Bendita impaciencia

 

Quizá se tienen que apurar más las consecuencias de lo conseguido. Pero las personas que vemos más allá nos impacientamos. Yo, por lo menos, me declaro impaciente, muy impaciente. Aunque ya tengo la resignación de que no veré en vida ni la cuarta parte de los cambios que tiene que haber. Son para generaciones futuras.

Victoria Sau

 

Mi sobrina Nahia acaba de cumplir cuatro años y está en el primer curso de educación infantil. Le encanta el colegio. No hace nada que ponga en peligro su asistencia a clase. Quiero decir que, aunque le encanta andar con los pies desnudos todo el día, se calza sin rechistar cuando alguien le recuerda que, si se acatarra, se tendrá que quedar en casa. Está encantada con su profesora, que se llama María Pilar, con sus compañeras y compañeros de clase, con las actividades que hacen cada día… El fin de semana pasado, así, sin venir a cuento, dijo en voz alta:

―Echo de menos a María Pilar.

―Pues no te preocupes, que el lunes, cuando vayas al cole, la verás –le respondió mi hermana.

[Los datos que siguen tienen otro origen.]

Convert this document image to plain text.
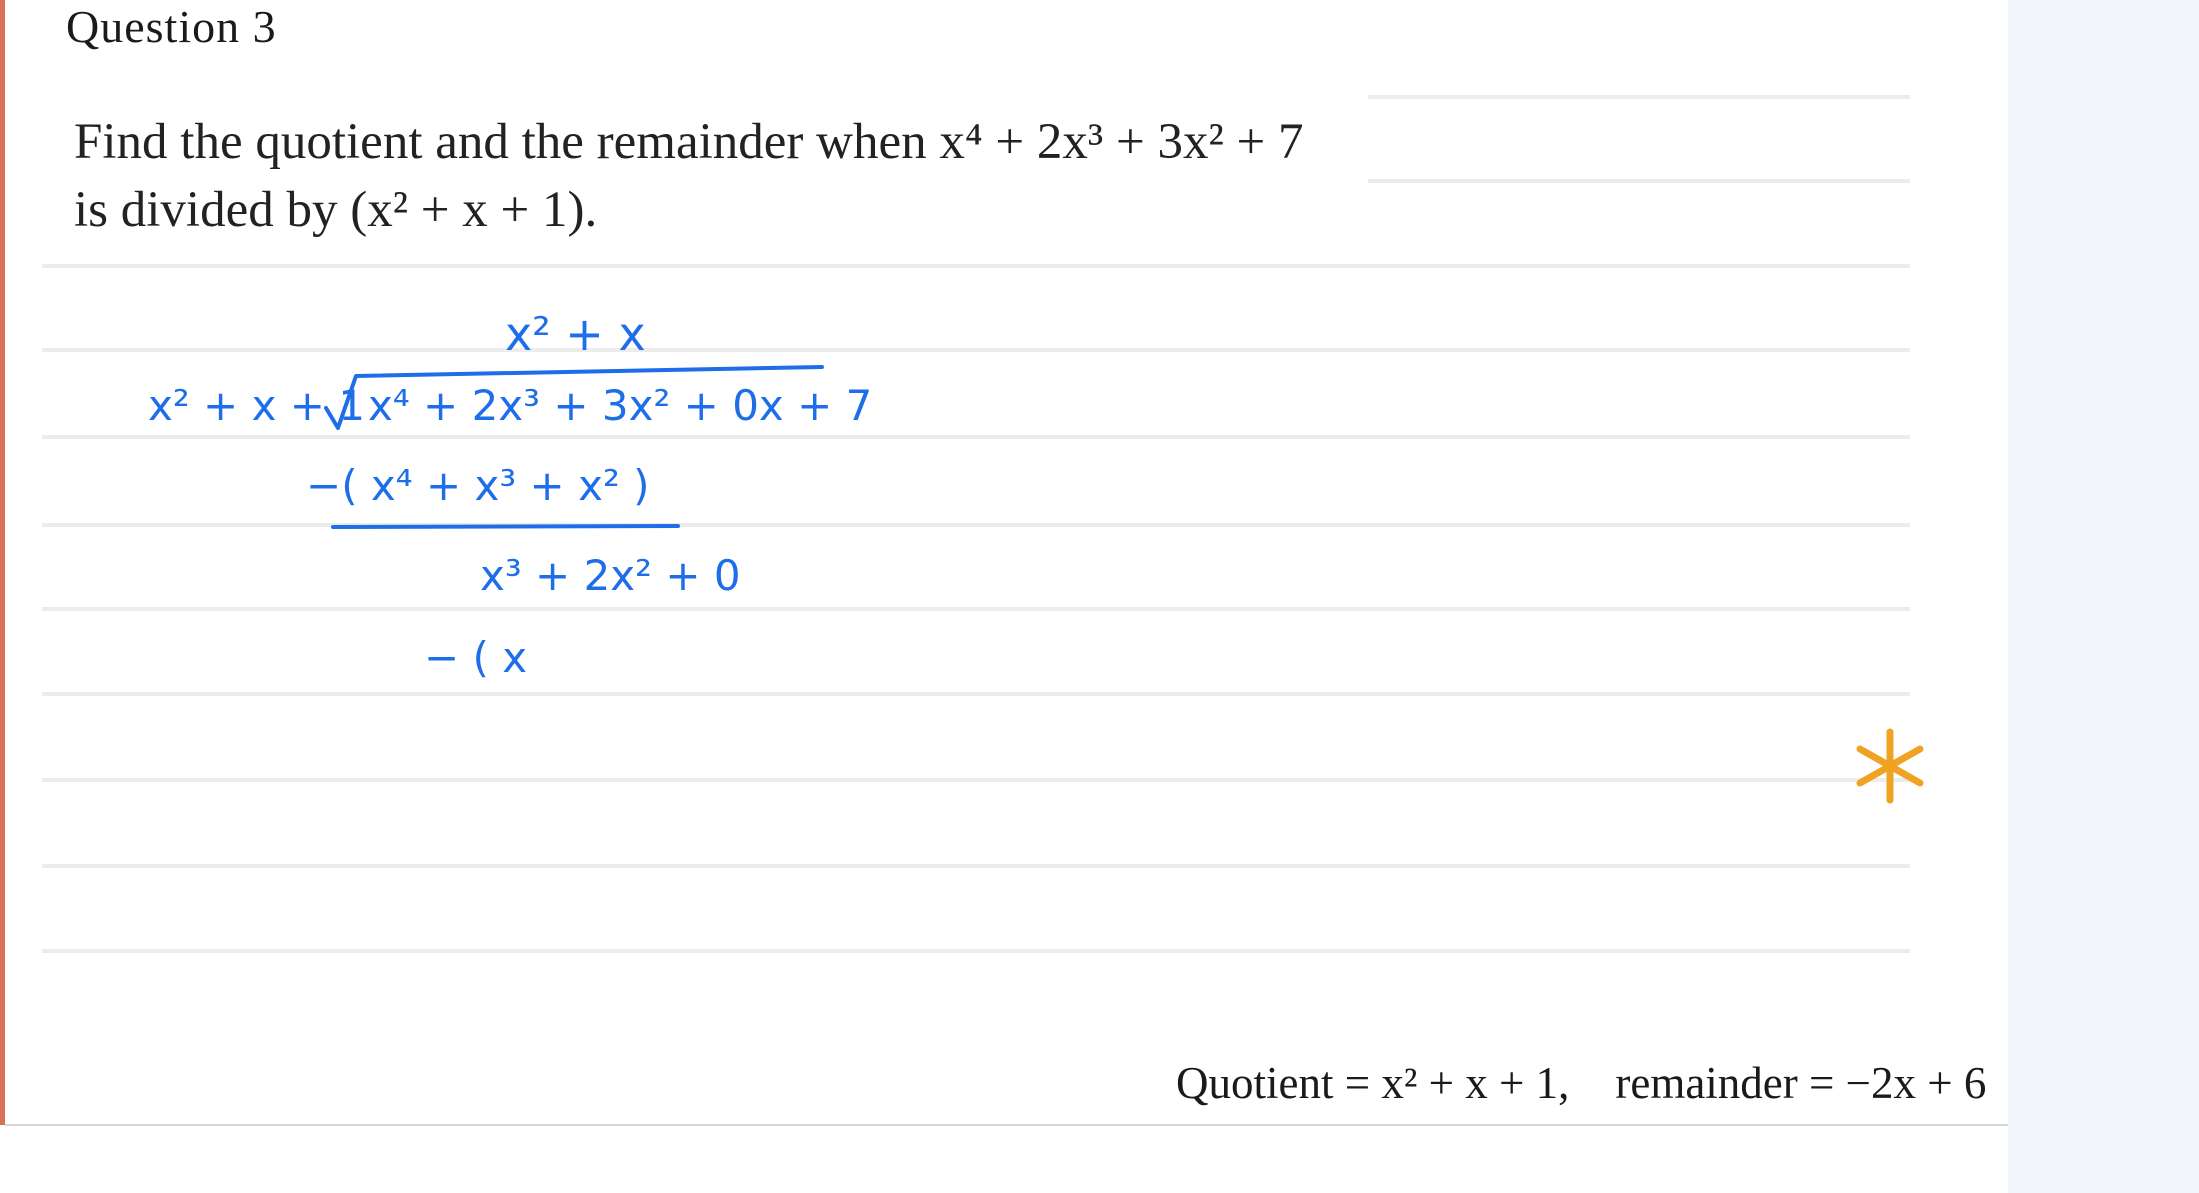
Question 3
Find the quotient and the remainder when x⁴ + 2x³ + 3x² + 7
is divided by (x² + x + 1).
x² + x
x² + x + 1 x⁴ + 2x³ + 3x² + 0x + 7
−( x⁴ + x³ + x² )
x³ + 2x² + 0
− ( x
Quotient = x² + x + 1, remainder = −2x + 6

―¡Es que estoy impaciente por aprender!

Cuando mi madre, testigo de la escena, me lo contó, me reí a carcajadas. Me dijo además que, a veces, se acuerda de mí cuando mira a Nahia, y es que, de pequeña, yo también sentía impaciencia por aprender y agradecía mucho más un cuento y un estuche de pinturas que una muñeca… En realidad, la he sentido siempre, antes y ahora, porque aprendo mucho más lentamente que lo que demanda mi deseo.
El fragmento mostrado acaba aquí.